Last night, as I was leaving yoga, I overheard the tail end of an exchange between two girls. The farewells went like this:
Girl #1: Let’s hang out!
Girl #2: I know!
And then they turned and went their seperate ways.
My immediate reaction was to laugh out loud. Probably not the most polite response to a conversation I had no part in, but I couldn’t help it (and they didn’t hear me). These ladies sounded like quintessential “valley girls” (is that even a thing anymore? Or did I just break out a straight early ’90s phrase?), plucked directly from a Saturday Night Live skit. I felt ok about my giggle, too, because I know I’ve been one of those girls before–and people have laughed plenty at me. It’s the circle of life.
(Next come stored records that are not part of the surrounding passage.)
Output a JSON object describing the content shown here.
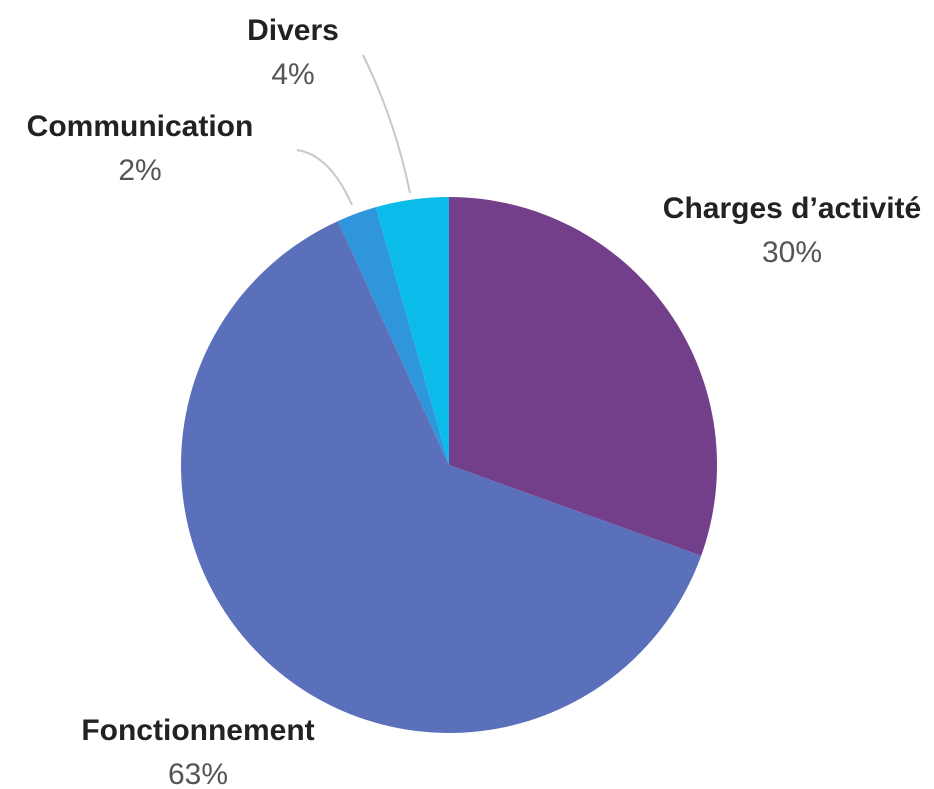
{
  "chart_data": {
    "type": "pie",
    "start_angle_deg": 0,
    "direction": "clockwise",
    "slices": [
      {
        "label": "Charges d’activité",
        "value": 30.5,
        "value_label": "30%",
        "color": "#733f8b"
      },
      {
        "label": "Fonctionnement",
        "value": 62.7,
        "value_label": "63%",
        "color": "#5b70bb"
      },
      {
        "label": "Communication",
        "value": 2.4,
        "value_label": "2%",
        "color": "#3096dc"
      },
      {
        "label": "Divers",
        "value": 4.4,
        "value_label": "4%",
        "color": "#0bbbe9"
      }
    ]
  }
}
But then, when I thought about what they actually said, it hit me: This is the problem today! This is why we find ourselves on BFF searches. The first girl, the one who suggested the hang out, gave no indication that she meant it. First of all, it wasn’t an invitation so much as a statement of fact. Second, she said it as she turned around to walk away–it wasn’t as if she waited for an answer, breaking out her calendar to get the hang-out on the books. It was a courtesy, like “nice to meet you” or Chandler’s “we should do this again.”
And girl #2? “I know”? What is that? It’s not even a response that makes sense! She too walked away as she said it, calling over her shoulder as they parted ways. Not “I know, we totally should. Call me and let’s set it up.” Or “Ok. great. I’m free Saturday.” Just “I knooooow,” said in a whiny tone that implied she is sad to never hang out with girl #1, but has no intention of actually making it happen.
Witnessing this brief interaction, it was one of those moments where I was like “Oooh, right. This is how we got here.”
I don’t know these girls from Adam. They are probably perfectly lovely people. But I haven’t been able to shake the exchange, probably because I felt like I was witnessing the precursor to a BFF search. Or maybe it just felt like watching myself, two years ago. I wanted to be like “You both seem to actually want to hang out. So bust out the schedules! Make it happen. ‘I know,’ isn’t going to get you very far.”
We’ve all been party to these conversation. I wrote about my own experience with such an exchange last week.(Btw, our date was fab.) But if I had to choose just one thing that could change the situation for every one of us who’s ever friend-searched it would be this simple nugget: When someone says “let’s hang out,” call them on it. Say, “Ok I’m free on Thursday.”
What do you think? Think this small exchange is emblematic of a larger problem? Or am I overreaching?